Absolutely, but I'm arguing that we shouldn't change the behavior in
the first place.  At least as I understand it, even when not using
archive_mode, streaming replication, or hot standby, it's still
perfectly legal to use pg_start_backup() to take a hot backup.  I
don't see why we would either (a) break that use case or (b) create
another function that does the same thing but with one extra error
check.

...Robert

Robert Haas wrote:
> At least as I understand it, even when not using
> archive_mode, streaming replication, or hot standby, it's still
> perfectly legal to use pg_start_backup() to take a hot backup.

Nope. The correct procedure to take a hot backup is described in
http://www.postgresql.org/docs/8.4/interactive/continuous-archiving.html#BACKUP-TIPS.
It involves setting archive_mode=on, and archive_command to a shell
command that normally just returns true, except when backup is in
progress. You can't take a hot backup without archiving (or streaming)
at least temporarily. (except with filesystem-level snapshot capabilities).

Which is unfortunate, really. I wish we had a mode where the server
simply refrained from removing/recycling WAL segments while the backup
is running. You could then just:

1. pg_start_backup()
2. tar the data directory, except for pg_xlog
3. tar pg_xlog
4. pg_stop_backup().

--  Heikki Linnakangas EnterpriseDB   http://www.enterprisedb.com

Heikki Linnakangas <heikki.linnakangas@enterprisedb.com> writes:
> Which is unfortunate, really. I wish we had a mode where the server
> simply refrained from removing/recycling WAL segments while the backup
> is running. You could then just:

> 1. pg_start_backup()
> 2. tar the data directory, except for pg_xlog
> 3. tar pg_xlog
> 4. pg_stop_backup().

I think there's a termination issue there --- the safe stop point
would (appear to be) past whatever WAL you'd copied during step 3.

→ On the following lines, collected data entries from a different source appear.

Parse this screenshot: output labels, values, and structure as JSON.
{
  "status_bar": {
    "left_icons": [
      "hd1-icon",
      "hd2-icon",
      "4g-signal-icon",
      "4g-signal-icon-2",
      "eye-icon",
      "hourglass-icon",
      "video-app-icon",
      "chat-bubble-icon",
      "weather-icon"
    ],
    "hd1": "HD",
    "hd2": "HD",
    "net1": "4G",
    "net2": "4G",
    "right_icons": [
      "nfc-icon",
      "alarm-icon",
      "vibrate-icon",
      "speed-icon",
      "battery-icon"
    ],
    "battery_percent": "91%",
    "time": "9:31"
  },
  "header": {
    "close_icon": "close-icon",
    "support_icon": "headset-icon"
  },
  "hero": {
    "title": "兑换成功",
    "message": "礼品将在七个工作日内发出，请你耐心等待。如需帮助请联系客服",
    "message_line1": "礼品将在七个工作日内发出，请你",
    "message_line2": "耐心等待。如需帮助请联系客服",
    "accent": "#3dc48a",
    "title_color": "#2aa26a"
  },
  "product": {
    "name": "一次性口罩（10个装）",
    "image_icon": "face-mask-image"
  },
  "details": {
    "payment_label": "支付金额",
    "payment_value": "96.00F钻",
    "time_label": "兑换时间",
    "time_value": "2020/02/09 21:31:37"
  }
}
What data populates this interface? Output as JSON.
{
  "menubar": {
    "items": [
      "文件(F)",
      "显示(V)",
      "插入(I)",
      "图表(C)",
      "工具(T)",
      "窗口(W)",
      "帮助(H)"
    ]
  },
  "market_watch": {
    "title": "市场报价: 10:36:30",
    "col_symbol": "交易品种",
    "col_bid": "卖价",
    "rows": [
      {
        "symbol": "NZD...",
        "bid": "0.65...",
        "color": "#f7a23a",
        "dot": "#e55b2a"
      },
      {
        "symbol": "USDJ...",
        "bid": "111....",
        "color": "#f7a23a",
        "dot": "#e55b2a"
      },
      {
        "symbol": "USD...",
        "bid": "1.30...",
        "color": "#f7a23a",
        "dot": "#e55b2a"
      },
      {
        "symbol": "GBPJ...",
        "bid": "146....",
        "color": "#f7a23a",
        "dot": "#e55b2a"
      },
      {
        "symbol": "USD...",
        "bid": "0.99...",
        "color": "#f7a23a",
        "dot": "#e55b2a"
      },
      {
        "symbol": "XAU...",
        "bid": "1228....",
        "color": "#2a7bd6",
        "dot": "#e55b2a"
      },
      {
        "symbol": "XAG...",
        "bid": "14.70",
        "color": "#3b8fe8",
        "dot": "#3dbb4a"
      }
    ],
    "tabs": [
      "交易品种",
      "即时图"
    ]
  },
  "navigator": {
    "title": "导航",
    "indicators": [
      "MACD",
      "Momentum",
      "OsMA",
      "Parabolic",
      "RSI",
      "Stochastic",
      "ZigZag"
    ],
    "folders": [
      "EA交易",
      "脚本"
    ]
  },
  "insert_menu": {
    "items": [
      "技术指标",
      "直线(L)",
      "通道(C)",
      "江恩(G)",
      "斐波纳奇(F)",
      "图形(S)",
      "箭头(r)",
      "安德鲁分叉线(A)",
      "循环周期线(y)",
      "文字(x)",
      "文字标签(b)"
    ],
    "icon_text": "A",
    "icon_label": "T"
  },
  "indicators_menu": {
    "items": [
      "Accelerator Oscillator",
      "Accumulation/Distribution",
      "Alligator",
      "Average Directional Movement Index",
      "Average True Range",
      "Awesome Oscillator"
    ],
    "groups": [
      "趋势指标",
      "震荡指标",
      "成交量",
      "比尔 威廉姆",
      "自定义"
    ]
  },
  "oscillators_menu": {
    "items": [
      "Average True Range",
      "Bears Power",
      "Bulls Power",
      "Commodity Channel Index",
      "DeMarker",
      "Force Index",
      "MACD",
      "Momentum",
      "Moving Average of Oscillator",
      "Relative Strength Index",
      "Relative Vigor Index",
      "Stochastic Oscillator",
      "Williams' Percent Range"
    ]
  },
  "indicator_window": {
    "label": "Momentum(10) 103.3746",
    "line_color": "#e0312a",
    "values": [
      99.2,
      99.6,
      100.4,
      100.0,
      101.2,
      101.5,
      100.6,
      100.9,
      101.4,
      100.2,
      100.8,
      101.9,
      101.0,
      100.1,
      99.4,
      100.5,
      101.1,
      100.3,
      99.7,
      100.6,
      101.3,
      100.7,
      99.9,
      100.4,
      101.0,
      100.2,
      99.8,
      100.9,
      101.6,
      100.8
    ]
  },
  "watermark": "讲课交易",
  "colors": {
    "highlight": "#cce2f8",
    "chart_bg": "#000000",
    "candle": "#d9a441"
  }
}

Still, the possibility of adding modes such as this seems to me to be a
good argument for not inventing a new version of pg_start_backup/
pg_stop_backup every time.
        regards, tom lane

On Wed, 2010-04-28 at 11:10 -0400, Robert Haas wrote:
> >
> > IIRC it was you that suggested changing the names of things if the
> > behaviour changes.
> 
> Absolutely, but I'm arguing that we shouldn't change the behavior in
> the first place.  At least as I understand it...

I feel like you're just arguing against whatever I say - your reasoning
makes no sense. Masao would not have proposed it as a change if it
already worked like that, would he? Just reading the thread would tell
you that much. Plus, you clearly don't know how it works now, so not
sure why you're commenting at all, its just minor stuff and a few ideas.

-- Simon Riggs           www.2ndQuadrant.com

On Wed, Apr 28, 2010 at 11:25 AM, Heikki Linnakangas
<heikki.linnakangas@enterprisedb.com> wrote:
> Robert Haas wrote:
>> At least as I understand it, even when not using
>> archive_mode, streaming replication, or hot standby, it's still
>> perfectly legal to use pg_start_backup() to take a hot backup.
>
> Nope. The correct procedure to take a hot backup is described in
> http://www.postgresql.org/docs/8.4/interactive/continuous-archiving.html#BACKUP-TIPS.
> It involves setting archive_mode=on, and archive_command to a shell
> command that normally just returns true, except when backup is in
> progress. You can't take a hot backup without archiving (or streaming)
> at least temporarily. (except with filesystem-level snapshot capabilities).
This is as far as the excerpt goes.